Unmanned aircraft systems—aka drones—have taken off in the civilian world. Nearly $17 million worth of drones were bought on eBay last year. Drones have come dangerously close to passenger aircraft, so it's no wonder that the Federal Aviation Administration fears disaster—thousands of tiny helicopters with spinning rotors and cameras are flying through the air.
Despite the concerns, however, the FAA knows that drones will become a vital part of the commercial environment. Congress demanded that the FAA come up with rules safely integrating commercial drones into civil airspace, and on Feb. 15, the FAA released those proposed rules. Construction stands to benefit from drones as much as any industry. They save money and promote job safety. Drones with cameras can inspect high elevations or projects built on difficult terrain without erecting scaffolding. Drones can detect damage and monitor building progress. Drones can provide onsite security systems.
As they become more powerful and precise, drones could perform erection work in lieu of cranes—although drones of that size would be subject to an entirely different set of yet-to-come regulations. In fact, the construction industry is one of the few that has already received the FAA's blessing to use drones for commercial purposes, even before the new rules become law.

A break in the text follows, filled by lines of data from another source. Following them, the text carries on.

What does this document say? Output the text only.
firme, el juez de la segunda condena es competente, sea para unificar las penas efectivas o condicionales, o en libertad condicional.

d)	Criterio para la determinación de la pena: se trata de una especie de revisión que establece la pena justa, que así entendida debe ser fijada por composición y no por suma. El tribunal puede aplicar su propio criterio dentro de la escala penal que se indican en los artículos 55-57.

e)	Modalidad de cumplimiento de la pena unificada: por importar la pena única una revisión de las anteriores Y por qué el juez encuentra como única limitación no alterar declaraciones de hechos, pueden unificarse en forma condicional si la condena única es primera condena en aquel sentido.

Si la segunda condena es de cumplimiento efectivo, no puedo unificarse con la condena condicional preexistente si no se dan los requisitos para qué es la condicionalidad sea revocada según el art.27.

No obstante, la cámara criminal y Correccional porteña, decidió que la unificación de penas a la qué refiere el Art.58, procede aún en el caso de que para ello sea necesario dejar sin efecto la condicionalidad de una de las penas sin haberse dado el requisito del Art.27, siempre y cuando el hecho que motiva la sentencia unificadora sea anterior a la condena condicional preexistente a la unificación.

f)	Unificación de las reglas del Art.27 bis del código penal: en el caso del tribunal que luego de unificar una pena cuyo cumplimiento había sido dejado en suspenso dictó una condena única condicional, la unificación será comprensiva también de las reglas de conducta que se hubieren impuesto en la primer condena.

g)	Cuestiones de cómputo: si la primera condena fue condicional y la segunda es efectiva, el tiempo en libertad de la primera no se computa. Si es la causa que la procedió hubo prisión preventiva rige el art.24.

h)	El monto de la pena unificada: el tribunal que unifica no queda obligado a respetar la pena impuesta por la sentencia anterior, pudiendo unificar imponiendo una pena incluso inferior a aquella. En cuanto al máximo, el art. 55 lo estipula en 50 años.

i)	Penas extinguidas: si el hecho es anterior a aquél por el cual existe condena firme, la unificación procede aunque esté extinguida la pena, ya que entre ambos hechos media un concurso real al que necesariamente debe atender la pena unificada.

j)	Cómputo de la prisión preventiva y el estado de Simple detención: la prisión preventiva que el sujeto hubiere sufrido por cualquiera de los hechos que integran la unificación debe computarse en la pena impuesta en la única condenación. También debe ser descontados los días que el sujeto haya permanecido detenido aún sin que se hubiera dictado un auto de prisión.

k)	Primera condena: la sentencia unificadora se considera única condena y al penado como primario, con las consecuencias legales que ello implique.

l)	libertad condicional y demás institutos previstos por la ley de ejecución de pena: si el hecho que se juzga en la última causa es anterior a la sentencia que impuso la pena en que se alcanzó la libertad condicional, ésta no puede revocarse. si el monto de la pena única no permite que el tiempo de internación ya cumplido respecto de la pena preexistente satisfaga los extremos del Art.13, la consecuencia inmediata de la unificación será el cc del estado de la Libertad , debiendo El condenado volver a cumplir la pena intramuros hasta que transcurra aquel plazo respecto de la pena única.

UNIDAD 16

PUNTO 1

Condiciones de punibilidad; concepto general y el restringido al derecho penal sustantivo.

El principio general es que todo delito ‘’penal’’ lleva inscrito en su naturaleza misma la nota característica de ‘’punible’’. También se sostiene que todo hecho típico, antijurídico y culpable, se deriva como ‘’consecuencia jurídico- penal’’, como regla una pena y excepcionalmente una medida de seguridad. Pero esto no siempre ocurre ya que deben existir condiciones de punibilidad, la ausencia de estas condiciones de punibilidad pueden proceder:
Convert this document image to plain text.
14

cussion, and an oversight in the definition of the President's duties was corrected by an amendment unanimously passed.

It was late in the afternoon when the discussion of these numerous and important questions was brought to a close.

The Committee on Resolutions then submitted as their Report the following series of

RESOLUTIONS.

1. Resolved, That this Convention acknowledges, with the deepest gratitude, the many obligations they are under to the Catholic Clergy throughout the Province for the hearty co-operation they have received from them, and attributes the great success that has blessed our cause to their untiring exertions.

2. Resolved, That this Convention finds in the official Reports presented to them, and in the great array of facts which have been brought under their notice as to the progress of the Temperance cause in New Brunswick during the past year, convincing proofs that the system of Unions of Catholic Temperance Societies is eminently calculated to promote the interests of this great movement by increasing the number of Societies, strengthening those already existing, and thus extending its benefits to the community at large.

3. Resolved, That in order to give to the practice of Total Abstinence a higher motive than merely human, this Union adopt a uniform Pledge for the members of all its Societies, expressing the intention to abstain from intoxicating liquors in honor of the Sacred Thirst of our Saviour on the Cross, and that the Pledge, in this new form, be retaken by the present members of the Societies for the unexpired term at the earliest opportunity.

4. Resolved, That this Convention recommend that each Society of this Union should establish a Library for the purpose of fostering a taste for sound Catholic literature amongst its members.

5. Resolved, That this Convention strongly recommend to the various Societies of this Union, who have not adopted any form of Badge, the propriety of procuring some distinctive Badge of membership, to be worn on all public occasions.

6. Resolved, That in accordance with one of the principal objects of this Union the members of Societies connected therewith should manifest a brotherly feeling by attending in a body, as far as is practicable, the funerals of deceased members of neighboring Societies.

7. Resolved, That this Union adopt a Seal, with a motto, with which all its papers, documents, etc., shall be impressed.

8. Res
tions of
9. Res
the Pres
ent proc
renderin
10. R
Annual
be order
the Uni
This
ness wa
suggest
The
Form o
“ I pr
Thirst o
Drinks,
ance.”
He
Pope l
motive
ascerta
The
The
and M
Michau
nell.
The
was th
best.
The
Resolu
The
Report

Several months ago, it was unclear whether FAA permission was required to fly a drone for inspection purposes on private property. That's because an administrative law judge ruled that drones were "model aircraft." The FAA does not regulate model aircraft. However, in November, the National Transportation Safety Board overruled that decision, finding that drones are aircraft and that FAA regs do apply to them.
But currently there are no regulations pertaining to commercial drones. The rules the FAA proposed in mid-February will allow 55-lb-and-under drones to fly up to 500 ft at speeds of up to 100 mph in daylight and within sight lines. The proposed rules require only that the drone operator obtain a permit—not a pilot's license—which would cost about $300 and need to be renewed every two years. These proposed rules are more lax than some were expecting, but they are not yet law.
Until they are law, expect the FAA to maintain its current position: "Anyone who wants to fly an aircraft—manned or unmanned—in U.S. airspace needs some level of FAA approval." This may not be entirely true—the FAA does not control all airspace—just airspace over 18,000 ft and lower when it's near major cities, airports and other designated structures. But up to about 700 ft, away from cities, airports and other structures, the airspace is "uncontrolled." There, the FAA has no authority.
A construction company could argue that if its site is in uncontrolled airspace, it can use a drone. But the FAA still claims a policy against that, and going against policy is likely not worth the expense of taking on the FAA. Instead, a contractor, until the new regs become law, should obtain an FAA Section 333 permit.
That permit exempts the user from the FAA's ban on commercial drones and certifies a particular drone for airworthiness. To obtain one, the applicant must register a drone with the FAA and submit a petition explaining why the exemption should be granted. Then, the applicant must apply for a certificate of authorization, which makes FAA air traffic control facilities aware of the proposed drone operations.
To date, the FAA has received 342 petitions and granted 24 of them. Many requests are pending. They have been granted to film companies and for real estate and agricultural photography as well as for inspections of oil rigs and flare stacks and monitoring of construction sites. Construction firms appear to be on better footing with the FAA than other industries because construction drones are not delivering products across cities or states. In line with the proposed regs, inspection drones usually stay within sight lines on a single piece of property.
The release of the new regs confirms that drones will become part of commercial industry. But the process for rule comment, approval and implementation can take up to two years. So, for now, contractors should prepare for yet another step to their permitting process and book spots for employees in the already popular drone flight classes.